The window treatment

The “Before” shot.

WE HAVE THIS window, you see, from the dining room out to the garden. It provides a nice view in the morning while we’re enjoying biscuits, honey and café Americano negro.

But for some reason it’s the window that attracts far more rain in the monsoon months and sun in the sunny months than any other window. Both elements play havoc with the wood, which we must refinish with an unholy frequency.

A refinishing was done just a few weeks ago during other paint work.

Plus, there are a few weeks of the year when the sun sits just so in the morning sky, aiming its rays directly into my eyes while I’m trying to enjoy those biscuits and honey at the dining room table.
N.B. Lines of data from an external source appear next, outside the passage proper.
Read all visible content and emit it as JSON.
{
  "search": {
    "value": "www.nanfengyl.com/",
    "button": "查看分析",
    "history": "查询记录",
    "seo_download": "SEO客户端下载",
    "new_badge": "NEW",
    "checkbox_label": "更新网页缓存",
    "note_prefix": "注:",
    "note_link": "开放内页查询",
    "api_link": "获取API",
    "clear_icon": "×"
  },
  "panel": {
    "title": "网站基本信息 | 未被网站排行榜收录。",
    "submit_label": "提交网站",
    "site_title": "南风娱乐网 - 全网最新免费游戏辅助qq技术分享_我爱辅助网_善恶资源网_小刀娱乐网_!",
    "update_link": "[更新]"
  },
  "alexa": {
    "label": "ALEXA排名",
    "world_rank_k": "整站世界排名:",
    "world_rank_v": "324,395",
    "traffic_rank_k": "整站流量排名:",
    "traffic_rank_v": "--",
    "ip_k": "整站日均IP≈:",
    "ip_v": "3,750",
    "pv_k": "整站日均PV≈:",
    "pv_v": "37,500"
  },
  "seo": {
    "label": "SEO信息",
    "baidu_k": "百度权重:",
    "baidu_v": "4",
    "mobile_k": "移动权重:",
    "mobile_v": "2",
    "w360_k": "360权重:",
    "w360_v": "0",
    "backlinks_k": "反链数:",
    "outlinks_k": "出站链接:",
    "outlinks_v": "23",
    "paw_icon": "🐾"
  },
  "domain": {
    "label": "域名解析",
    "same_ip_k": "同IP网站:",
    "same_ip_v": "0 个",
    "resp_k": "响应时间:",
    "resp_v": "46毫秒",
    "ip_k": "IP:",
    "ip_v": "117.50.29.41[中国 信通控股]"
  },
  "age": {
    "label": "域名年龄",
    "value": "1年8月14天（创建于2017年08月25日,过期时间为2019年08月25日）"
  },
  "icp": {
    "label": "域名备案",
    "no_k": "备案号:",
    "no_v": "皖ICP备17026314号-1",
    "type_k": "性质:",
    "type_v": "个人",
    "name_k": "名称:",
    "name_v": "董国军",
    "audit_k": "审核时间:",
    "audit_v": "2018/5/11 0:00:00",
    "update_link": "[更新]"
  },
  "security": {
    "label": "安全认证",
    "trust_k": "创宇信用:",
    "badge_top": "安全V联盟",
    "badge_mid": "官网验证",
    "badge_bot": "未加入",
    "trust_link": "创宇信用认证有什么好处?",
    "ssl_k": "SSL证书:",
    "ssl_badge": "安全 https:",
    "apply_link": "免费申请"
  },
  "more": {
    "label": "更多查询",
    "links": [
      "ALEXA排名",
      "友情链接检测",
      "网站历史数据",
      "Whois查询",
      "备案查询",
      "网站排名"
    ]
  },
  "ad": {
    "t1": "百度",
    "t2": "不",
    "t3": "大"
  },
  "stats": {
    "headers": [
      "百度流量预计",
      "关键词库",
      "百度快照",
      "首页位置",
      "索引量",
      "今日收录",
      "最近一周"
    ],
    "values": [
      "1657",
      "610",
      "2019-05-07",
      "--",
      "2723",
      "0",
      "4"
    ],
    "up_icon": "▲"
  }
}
It forces me to sit in odd positions, seeking comfort.

For years, I’ve been saying: Something must be done.

At last, I have done it.

Nico does his magic.

The man known as Nico, who custom made and installed the canvas curtains around the upstairs terraza last spring, came to the rescue. We now have an awning.

Didn’t cost much either. Should have done this years ago.

The “After” shot.

It looks quite spiffy, I think, and will go a long way to protect the wood from rain and rays all year, plus my eyes during those certain months at breakfast.

Speaking of changes, I have also installed a new photo in the website header, replacing the ancient church that’s held that spot of honor for quite a spell. I took this new photo myself downtown yesterday, a mural in an interior patio.

The entire photo does not fit in the header. To see it all in lovely color, click here.

I am fond of skulls. Bones in general. They remind me of mortality.

20 thoughts on “The window treatment

  1. Yes, nicely appointed window and attractive shade. The color version of the wall mural for the header is very pretty.


    1. Carole; Thanks. We like it. Just hope it won’t reduce light into the kitchen too much. It’s a trade-off. As for the mural, it’s brand new. That building used to house City Hall, but City Hall moved about three long blocks away and is not on the Plaza Grande anymore. The former building has been undergoing a renovation for months, and they finally finished. There’s an art gallery in there, plus a bookstore and a few other things. Nice.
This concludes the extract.